Com um crescimento médio anual de 30% no volume de prêmios, nos últimos dez anos, em 2017, a expansão foi de 28% em termos reais do total de prêmios de seguros de vida individual, somando R$1,717 bilhão, e R$340,1 milhões em emissões de prêmios do vida em grupo. “A nossa expectativa é continuarmos crescendo neste patamar e nos consolidando com um ótimo resultado”, revela Marcelo Mancini Peixoto.

Para ele, o segredo está exatamente na distribuição. “Se pensarmos que o país viveu a pior recessão nos últimos dois anos e que nós continuamos a crescer 30% ao ano, isso está diretamente relacionado à forma de distribuir o produto, em fazer o cliente entender que é importante para ele”.

Para finalizar, ele prevê que com educação financeira e confiança com relação ao produto, o seguro de vida atingirá outro patamar no Brasil. “É só uma questão do mercado segurador, como um todo, não fazer práticas de vendas que acabem na judicialização.

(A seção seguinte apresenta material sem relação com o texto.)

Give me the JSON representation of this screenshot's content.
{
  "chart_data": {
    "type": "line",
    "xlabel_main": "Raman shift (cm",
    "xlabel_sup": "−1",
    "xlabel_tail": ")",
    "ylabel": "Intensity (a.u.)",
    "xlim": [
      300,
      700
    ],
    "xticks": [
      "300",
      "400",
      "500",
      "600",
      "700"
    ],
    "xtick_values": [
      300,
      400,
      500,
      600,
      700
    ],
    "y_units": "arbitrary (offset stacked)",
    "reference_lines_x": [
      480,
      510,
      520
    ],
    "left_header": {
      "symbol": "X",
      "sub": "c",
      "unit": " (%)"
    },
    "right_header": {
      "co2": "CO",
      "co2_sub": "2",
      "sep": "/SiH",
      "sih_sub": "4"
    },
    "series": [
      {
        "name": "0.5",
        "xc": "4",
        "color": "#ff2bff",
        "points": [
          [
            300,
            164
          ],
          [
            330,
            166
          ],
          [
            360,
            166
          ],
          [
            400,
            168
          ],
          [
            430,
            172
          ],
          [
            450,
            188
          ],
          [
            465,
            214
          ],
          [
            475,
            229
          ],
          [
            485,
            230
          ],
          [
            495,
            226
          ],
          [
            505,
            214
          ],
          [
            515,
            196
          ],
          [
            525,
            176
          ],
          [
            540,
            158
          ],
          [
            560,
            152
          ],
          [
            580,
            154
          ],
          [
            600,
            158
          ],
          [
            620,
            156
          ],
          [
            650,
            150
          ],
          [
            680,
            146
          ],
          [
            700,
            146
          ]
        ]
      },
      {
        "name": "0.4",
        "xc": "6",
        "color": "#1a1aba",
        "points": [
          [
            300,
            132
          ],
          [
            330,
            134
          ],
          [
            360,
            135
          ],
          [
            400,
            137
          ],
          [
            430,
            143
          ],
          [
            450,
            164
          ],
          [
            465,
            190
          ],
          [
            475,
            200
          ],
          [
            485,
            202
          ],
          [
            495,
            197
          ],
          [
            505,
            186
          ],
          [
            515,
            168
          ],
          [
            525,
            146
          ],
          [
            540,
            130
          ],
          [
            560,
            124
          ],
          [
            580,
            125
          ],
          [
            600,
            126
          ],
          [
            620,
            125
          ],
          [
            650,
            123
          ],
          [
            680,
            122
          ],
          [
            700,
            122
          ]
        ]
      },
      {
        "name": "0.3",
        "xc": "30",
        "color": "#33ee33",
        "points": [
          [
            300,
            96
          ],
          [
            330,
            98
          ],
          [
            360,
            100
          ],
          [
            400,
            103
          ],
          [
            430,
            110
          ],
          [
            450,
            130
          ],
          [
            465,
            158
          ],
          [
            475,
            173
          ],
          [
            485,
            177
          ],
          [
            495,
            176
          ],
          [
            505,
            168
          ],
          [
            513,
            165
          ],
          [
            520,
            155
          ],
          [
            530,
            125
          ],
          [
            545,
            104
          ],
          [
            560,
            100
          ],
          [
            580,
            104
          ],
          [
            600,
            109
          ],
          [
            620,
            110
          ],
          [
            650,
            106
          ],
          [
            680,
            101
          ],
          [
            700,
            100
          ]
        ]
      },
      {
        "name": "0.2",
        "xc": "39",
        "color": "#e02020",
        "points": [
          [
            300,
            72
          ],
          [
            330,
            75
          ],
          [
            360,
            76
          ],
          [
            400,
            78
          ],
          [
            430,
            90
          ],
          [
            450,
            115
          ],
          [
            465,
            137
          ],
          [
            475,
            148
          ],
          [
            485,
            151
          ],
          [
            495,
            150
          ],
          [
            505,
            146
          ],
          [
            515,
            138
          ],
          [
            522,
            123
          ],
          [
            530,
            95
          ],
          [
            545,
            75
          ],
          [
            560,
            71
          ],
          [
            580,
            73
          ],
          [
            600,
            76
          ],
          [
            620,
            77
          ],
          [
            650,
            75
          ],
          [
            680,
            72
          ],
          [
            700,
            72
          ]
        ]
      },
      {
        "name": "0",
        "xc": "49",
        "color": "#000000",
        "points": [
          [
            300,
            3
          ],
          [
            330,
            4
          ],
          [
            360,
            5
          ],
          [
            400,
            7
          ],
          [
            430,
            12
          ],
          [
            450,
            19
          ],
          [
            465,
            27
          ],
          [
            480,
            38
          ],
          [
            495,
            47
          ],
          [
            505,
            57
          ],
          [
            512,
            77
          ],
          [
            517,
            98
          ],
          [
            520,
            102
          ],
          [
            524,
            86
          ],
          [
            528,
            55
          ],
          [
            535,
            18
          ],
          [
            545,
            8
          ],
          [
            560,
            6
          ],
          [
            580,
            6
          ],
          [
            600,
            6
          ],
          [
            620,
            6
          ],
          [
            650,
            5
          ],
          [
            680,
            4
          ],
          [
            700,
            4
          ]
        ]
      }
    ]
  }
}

Há muita gente boa no mercado e, independentemente de quem é o mérito, ele está evoluindo”.

BOX
Prudential do Brasil Vida em Grupo S.A.

Subsidiária da Prudential Financial Inc., com mais de 140 anos de existência e presente em mais de 40 países, a operação brasileira começou em 1998 com o seguro de vida individual. Em 2017, a companhia passou a atuar também com seguro de vida em grupo com a compra da carteira do Itaú-Unibanco.

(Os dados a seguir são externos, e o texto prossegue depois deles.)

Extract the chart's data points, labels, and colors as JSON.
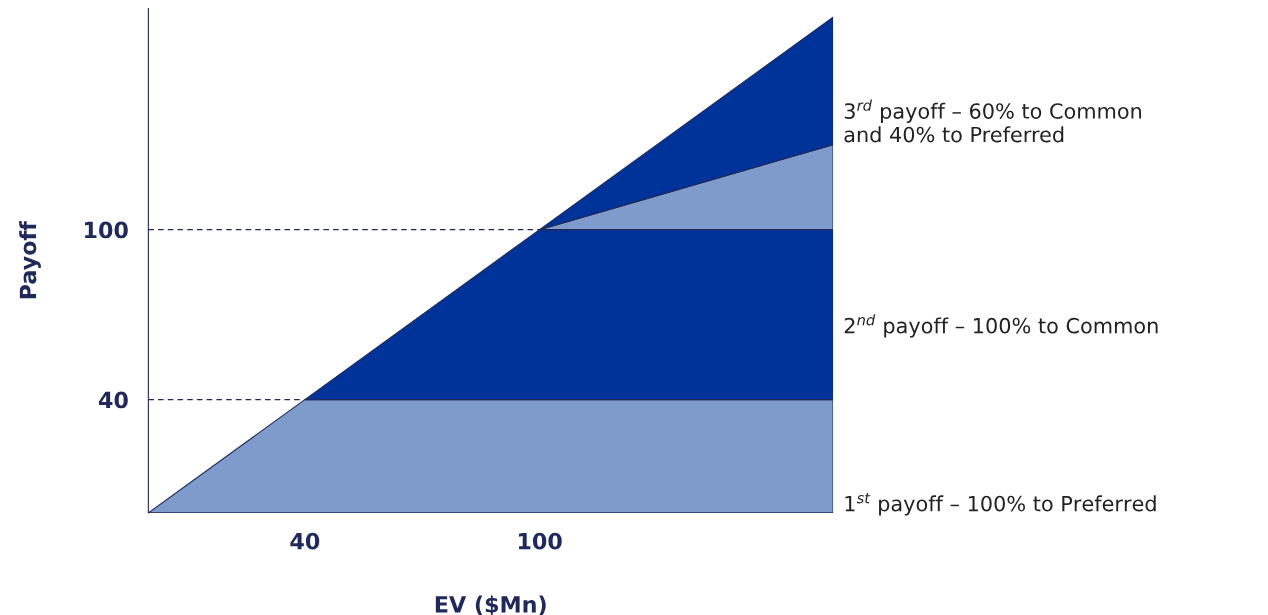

É a maior seguradora independente no segmento de vida no país, responsável por R$100 milhões de benefícios pagos ao longo de 2017, ou cerca de 10% do total do mercado.

– Vida em Grupo: R$340,1 milhões em emissões de prêmios, em 2017. Cerca de 2,1 milhões de vidas seguradas, com 4.277 novas adesões, no ano passado.

– Vida individual: R$1,717 bilhão em prêmios e mais de 381 mil apólices em vigor no final de 2017.

– Capital segurado: Mais de R$273 bilhões.